I poured 4 teaspoons of two glazes onto a non-absorbent butcher’s board and let them sit for a minute, then inclined the board. The one on the right employs Gleason Ball clay, the left one has Old Hickory #5 ball clay. Neither has any slurry property modifier addition. The one on the right has settled and on incline the watery upper is running off. The other has gelled and the whole thing is running downward slowly. Below I have begun to sponge them off, the one on the right is sticky. The most amazing thing about this: This difference appears despite that there is only 7% ball clay in the recipe.

This melt flow tester demonstrates the beautiful crystal-clear glass this zinc frit creates by 1700F. It fits this porcelain without crazing, even though very thick and high in sodium (the high zinc and boron are countering it to keep the thermal expansion down). It runs off the end of the runway around 1600F on this GLFL test, rivaling lead bisilicate. This is a more concentrated boron source than even Gerstley Borate. Everything about this material screams “ultra gloss”, what a material to build a fluid-melt reactive super-glaze on!

The vast majority of glazes are plastic (but less than clay bodies). They can be dewatered on a plaster surface and formed. Why do this? To make 9-10 gram balls and fire them on flat tiles (or inclined flow testers) to see their melting characteristics. It is surprising how much this can tell you about the glaze. To make the ball, mix the slurry well and pour a little on the plaster. It should dewater in less than 30 seconds. As soon as the water sheen is gone, scrape it up with a rubber rib, hand-knead it and flatten it back down to dry a little more if needed (leave it only for five or ten seconds and rework it. Repeat until it is stiff enough to form balls of about 12 grams. Stamp them with ID numbers and dry them.

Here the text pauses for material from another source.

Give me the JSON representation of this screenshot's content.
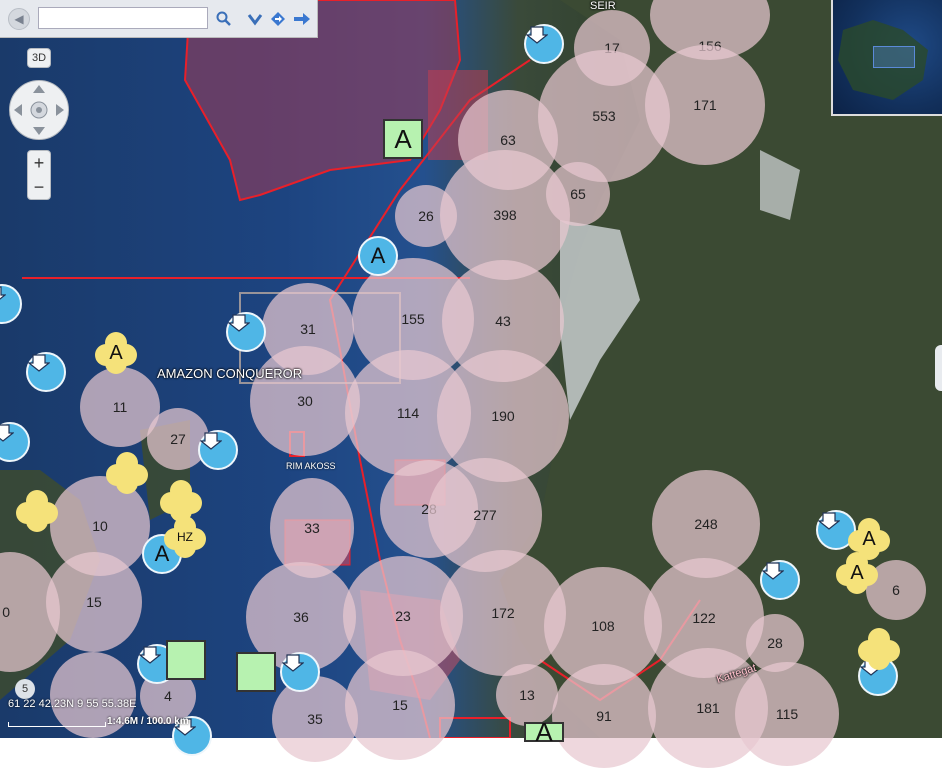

The left two were made from a 100% mix of Lincoln 60, the right one adds 2% bentonite (Lincoln 60, by itself, matures into a stoneware at around cone 8). While it was possible to throw the pure material, the plasticity is a little lower than a normal pottery clay. That being said, it is smooth and has a soapy feel that makes it very pleasant to work with. A simple 2% addition of bentonite transformed it into a delight to throw! That only increased the drying shrinkage by about 0.5%.

These tiles are a 50:50 mix of Plainsman L215 and M390. They are fired at cone 1, 2.5 &4 (columns 1,2,3). The glaze is G3806N (v1) with stains at 10% concentrations. That glaze is a fluid-melt for cone 6, but it performs nicely down to cone 1 and even lower. There is no visible crazing and the iron body is stoneware-strength. The firings were only held for 10 minutes at cone (no slow cool). These coloured glazes are also less "muddied" by the iron in the body than would be the case at cone 6. This is a really amazing result. Red-burning bodies can be difficult at cone 6 (if fired too high the red color is lost, if fired too low they are too porous).